VERO BEACH — Indian River County officials say a proposed constitutional amendment that would sharply raise homestead exemptions threatens to cut roughly $50 million from the county’s budget by 2028, forcing difficult choices on public safety and other core services.
The measure is headed to voters on the Nov. 3 ballot. It would lift the homestead exemption on non-school property taxes to $150,000 in 2027 and $250,000 in 2028.
Commission Vice Chair Laura Moss organized a Friday morning meeting at the Heritage Center in Vero Beach to lay out the potential impact. She did not hold back.
“They’ve declared war on local government,” Moss said of the lawmakers in Tallahassee who advanced the proposal.
Moss argued that the state is trying to dictate how local governments raise and spend money, even though every county has different needs and priorities.

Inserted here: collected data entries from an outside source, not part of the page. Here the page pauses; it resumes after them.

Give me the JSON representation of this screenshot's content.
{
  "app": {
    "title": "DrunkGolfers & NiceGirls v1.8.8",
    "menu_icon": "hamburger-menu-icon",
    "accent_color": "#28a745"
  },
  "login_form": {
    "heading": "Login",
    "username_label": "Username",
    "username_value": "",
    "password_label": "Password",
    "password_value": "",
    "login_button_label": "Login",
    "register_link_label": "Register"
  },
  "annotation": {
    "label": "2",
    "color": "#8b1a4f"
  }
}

Lance Lunceford, president of the Indian River County Taxpayers Association, called the plan “an unsound, unplanned piece of public policy.”
His group projects the county could lose around $50 million in ad valorem revenue once the higher exemptions are fully in place. The county’s overall budget sits near $597 million.
“That may not be a lot of money to Orlando or to Miami, but that’s a lot of money here in Indian River County,” Lunceford said. “There is no way to fill a hole that size without eating into our ability to provide law enforcement and first responder services.”
Fire rescue, which operates on about $70 million a year, gets 79.1% of its funding from property taxes. Christen Brewer, president of Indian River Firefighters, said a $15 million to $20 million shortfall could stall or cancel three planned fire stations.
Lunceford described the change as less of a tax cut and more of a tax shift. Revenue lost from homestead properties would likely push costs onto other residents through higher impact fees, utility rates and taxes on businesses and non-homestead homes.
“When you increase taxes on businesses, you increase taxes on everybody,” he said.
County leaders say they are trying to get the word out ahead of the November vote so residents understand what the amendment could mean for the services they rely on.